Problem of COVID positive parents: where to keep their uninfected children?

Kolkata: A number of couples in the city, who tested positive for COVID-19 and require hospitalisation are facing a major problem: how to take care of their children who did not contract the disease.

Such parents are frantically calling up doctors of private and state-run hospitals to get a solution, but there is none so far as relatives and friends are not ready to welcome their children for fear of getting infected.

“We have been getting calls from couples who tested positive for coronavirus infection but their children did not.

They don’t have anybody at home to look after their children when they are hospitalised,” a senior executive of a private hospital told PTI on Thursday.

A state government official and his wife had to leave their 17-year-old son alone in their two-room flat in Garia area of the city after testing positive for COVID-19.

“We called up our relatives, close friends and neighbours to allow our son to stay with them for a fortnight or sotill we are discharged from hospital. But everyone denied citing one reason or the other. We had no other option and he stayed alone at home,” the agriculture department official said.

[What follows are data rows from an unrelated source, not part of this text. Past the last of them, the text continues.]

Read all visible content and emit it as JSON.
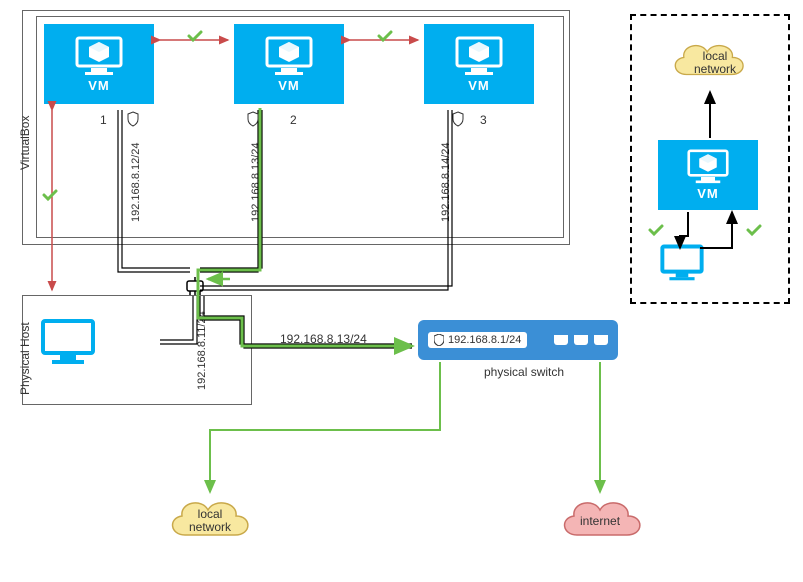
{
  "containers": {
    "virtualbox_label": "VirtualBox",
    "physical_host_label": "Physical Host"
  },
  "vms": [
    {
      "label": "VM",
      "num": "1",
      "ip": "192.168.8.12/24"
    },
    {
      "label": "VM",
      "num": "2",
      "ip": "192.168.8.13/24"
    },
    {
      "label": "VM",
      "num": "3",
      "ip": "192.168.8.14/24"
    }
  ],
  "host": {
    "ip": "192.168.8.11/24"
  },
  "switch": {
    "ip": "192.168.8.1/24",
    "caption": "physical switch",
    "flow_ip": "192.168.8.13/24"
  },
  "clouds": {
    "local": "local network",
    "internet": "internet"
  },
  "legend": {
    "cloud": "local network",
    "vm": "VM"
  },
  "colors": {
    "vm": "#00aeef",
    "switch": "#3b8fd6",
    "green": "#6cbf4b",
    "red": "#c94b4b",
    "yellow_cloud": "#f8e8a0",
    "red_cloud": "#f4b5b5"
  }
}
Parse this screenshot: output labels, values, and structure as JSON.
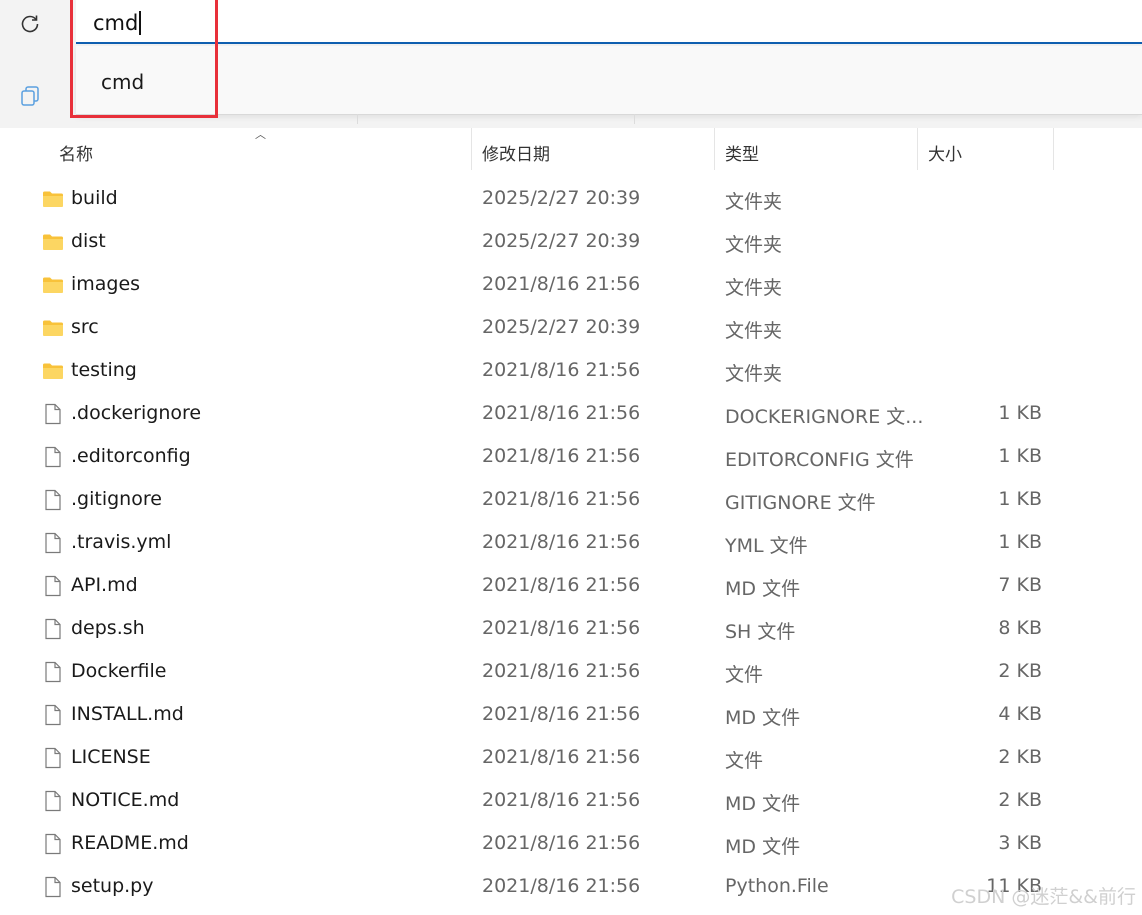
{
  "address": {
    "value": "cmd",
    "suggestion": "cmd"
  },
  "columns": {
    "name": "名称",
    "date": "修改日期",
    "type": "类型",
    "size": "大小"
  },
  "files": [
    {
      "name": "build",
      "date": "2025/2/27 20:39",
      "type": "文件夹",
      "size": "",
      "icon": "folder-icon"
    },
    {
      "name": "dist",
      "date": "2025/2/27 20:39",
      "type": "文件夹",
      "size": "",
      "icon": "folder-icon"
    },
    {
      "name": "images",
      "date": "2021/8/16 21:56",
      "type": "文件夹",
      "size": "",
      "icon": "folder-icon"
    },
    {
      "name": "src",
      "date": "2025/2/27 20:39",
      "type": "文件夹",
      "size": "",
      "icon": "folder-icon"
    },
    {
      "name": "testing",
      "date": "2021/8/16 21:56",
      "type": "文件夹",
      "size": "",
      "icon": "folder-icon"
    },
    {
      "name": ".dockerignore",
      "date": "2021/8/16 21:56",
      "type": "DOCKERIGNORE 文...",
      "size": "1 KB",
      "icon": "file-icon"
    },
    {
      "name": ".editorconfig",
      "date": "2021/8/16 21:56",
      "type": "EDITORCONFIG 文件",
      "size": "1 KB",
      "icon": "file-icon"
    },
    {
      "name": ".gitignore",
      "date": "2021/8/16 21:56",
      "type": "GITIGNORE 文件",
      "size": "1 KB",
      "icon": "file-icon"
    },
    {
      "name": ".travis.yml",
      "date": "2021/8/16 21:56",
      "type": "YML 文件",
      "size": "1 KB",
      "icon": "file-icon"
    },
    {
      "name": "API.md",
      "date": "2021/8/16 21:56",
      "type": "MD 文件",
      "size": "7 KB",
      "icon": "file-icon"
    },
    {
      "name": "deps.sh",
      "date": "2021/8/16 21:56",
      "type": "SH 文件",
      "size": "8 KB",
      "icon": "file-icon"
    },
    {
      "name": "Dockerfile",
      "date": "2021/8/16 21:56",
      "type": "文件",
      "size": "2 KB",
      "icon": "file-icon"
    },
    {
      "name": "INSTALL.md",
      "date": "2021/8/16 21:56",
      "type": "MD 文件",
      "size": "4 KB",
      "icon": "file-icon"
    },
    {
      "name": "LICENSE",
      "date": "2021/8/16 21:56",
      "type": "文件",
      "size": "2 KB",
      "icon": "file-icon"
    },
    {
      "name": "NOTICE.md",
      "date": "2021/8/16 21:56",
      "type": "MD 文件",
      "size": "2 KB",
      "icon": "file-icon"
    },
    {
      "name": "README.md",
      "date": "2021/8/16 21:56",
      "type": "MD 文件",
      "size": "3 KB",
      "icon": "file-icon"
    },
    {
      "name": "setup.py",
      "date": "2021/8/16 21:56",
      "type": "Python.File",
      "size": "11 KB",
      "icon": "file-icon"
    }
  ],
  "watermark": "CSDN @迷茫&&前行",
  "colors": {
    "accent": "#0f5fb0",
    "highlight_box": "#e8303a",
    "folder": "#f8c23a"
  }
}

The parents used their phones to help him manage domestic chores for 10 days when they were at hospital.

“We were quite tense. We were at hospital and our son was alone at home managing things single-handedly. We were in touch through phones and video calls,” he added.

The matter was worse for Sunit Mukherjee (name changed on request), who runs an apparel shop at Behala in the southern part of the city, when he and his wife were diagnosed with COVID-19 but their four-year-old daughter and elderly parents were absolutely fine.

“We had nobody to take care of our daughter and my parents. I requested my sister and my brother-in-law to take them to their place but they denied. The response from other relatives and our neighbours is the same.

“So, my parents are managing things alone while we both are here,” said Mukherjee who, along with his wife, is currently undergoing treatment at a hospital in Rajarhat in the eastern fringes of the city.

A senior doctor at the state-run COVID hospital said, “This is quite a major problem for parents. We are getting calls, but we dont know how to help them. It should be addressed by the society itself.”

Another government doctor said that social stigma and confusion related to the disease are creating these problems.

“We ourselves have to decide whether we want to extend a helping hand to a child when the entire globe is facing this pandemic. We have to formulate a programme for this,” he said.

West Bengal till Wednesday has 22,992 active COVID-19 patients and Kolkata accounts for the maximum cases at 6,736.